The basic engines for any starship have a range of 1 hex, which takes 6 days to cover. The range and speed can be increased by upgrading the hyperdrive and installing additional fuel tanks, but aside from the costs it also takes up additional space and power that is no longer available for cargo space, weapons, and other upgrades. Since bulk cargo shipping is all about minimizing costs and speed is generally not a factor as long as the shipments arrive at a regular schedule, medium and heavy freighters are typically equipped with the cheapest hyperdrives possible. However, a range of only 1 hex rarely gets you anywhere, and a single extra fuel tank is much cheaper than an upgraded hyperdrive. As such, the standard for freighters is a range of 2 hexes, which take a transit time of 12 days.

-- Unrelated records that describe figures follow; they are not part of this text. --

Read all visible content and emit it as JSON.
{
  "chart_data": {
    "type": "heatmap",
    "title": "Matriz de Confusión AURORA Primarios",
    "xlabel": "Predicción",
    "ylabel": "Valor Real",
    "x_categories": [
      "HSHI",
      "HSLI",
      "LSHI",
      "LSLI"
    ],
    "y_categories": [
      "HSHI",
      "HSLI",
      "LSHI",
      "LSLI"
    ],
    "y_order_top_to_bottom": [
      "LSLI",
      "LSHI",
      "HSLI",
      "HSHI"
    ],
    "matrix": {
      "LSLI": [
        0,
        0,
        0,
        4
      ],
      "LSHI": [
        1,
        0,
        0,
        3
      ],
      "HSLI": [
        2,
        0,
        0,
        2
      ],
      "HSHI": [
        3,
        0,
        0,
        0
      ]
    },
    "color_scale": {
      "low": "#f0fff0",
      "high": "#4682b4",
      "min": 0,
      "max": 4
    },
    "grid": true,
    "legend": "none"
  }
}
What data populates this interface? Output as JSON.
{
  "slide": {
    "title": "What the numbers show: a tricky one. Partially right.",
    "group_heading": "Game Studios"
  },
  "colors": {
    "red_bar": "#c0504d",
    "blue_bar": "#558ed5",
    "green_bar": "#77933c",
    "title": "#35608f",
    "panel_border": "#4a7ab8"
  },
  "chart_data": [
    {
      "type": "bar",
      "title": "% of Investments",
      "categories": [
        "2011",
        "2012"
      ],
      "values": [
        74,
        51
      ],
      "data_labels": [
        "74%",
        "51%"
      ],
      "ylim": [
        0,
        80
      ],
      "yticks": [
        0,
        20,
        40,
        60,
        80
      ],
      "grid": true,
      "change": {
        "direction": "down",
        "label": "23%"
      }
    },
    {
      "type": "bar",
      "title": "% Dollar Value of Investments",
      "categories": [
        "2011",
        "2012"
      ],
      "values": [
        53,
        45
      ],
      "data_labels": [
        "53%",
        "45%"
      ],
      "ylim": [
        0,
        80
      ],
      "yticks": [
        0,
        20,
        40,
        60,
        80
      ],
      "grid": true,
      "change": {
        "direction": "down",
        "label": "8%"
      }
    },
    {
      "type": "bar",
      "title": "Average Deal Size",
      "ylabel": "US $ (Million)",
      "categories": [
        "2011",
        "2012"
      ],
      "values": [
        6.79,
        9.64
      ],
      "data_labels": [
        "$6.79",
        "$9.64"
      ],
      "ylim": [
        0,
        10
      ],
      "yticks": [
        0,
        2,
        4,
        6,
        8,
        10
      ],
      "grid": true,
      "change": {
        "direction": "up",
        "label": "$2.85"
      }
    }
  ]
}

The map shows all the possible routes for ships with a range of 2 hexes that allow them to refuel for the return trip. The systems not on the routes require at least a range of 4 hexes, which can be done with a Grade-2 hyperdrive and a single fuel tank. Such a ship is also capable of skipping any specific single systems along the freighter routes and avoid having to stop there for refueling. It also doubles the speed compared to commercial freighters, making it possible to overtake them in hyperspace and wait for them at their destination. And a Grade-3 hyperdrive that tripples the speed and range becomes a real game changer. A great thing to have the players spend all their hard earned money on and make them collect a lot of favors to get their hands on one.

A nice situation that emerged from this map is the connections between the mining planet Kamara and the two trade ports in Lupai and Ukon. Kamara is the main stronghold of the aspiring independent miners cooperative that is trying to free the miners from the control of the merchants on Lupai and Ordos. With a fuel station between Kamara and Ukon, the miners could transport their minerals to Ukon with really cheap old freighters with a range of only 1 hex, which are otherwise pretty much useless for anything else in the sector. However, that fuel station is in a location that would have very few other customers, except those who are deliberately trying to avoid having to stop at Lupai or Ukon. That completely forgettable fuel station could actually become a pretty important location for various adventures.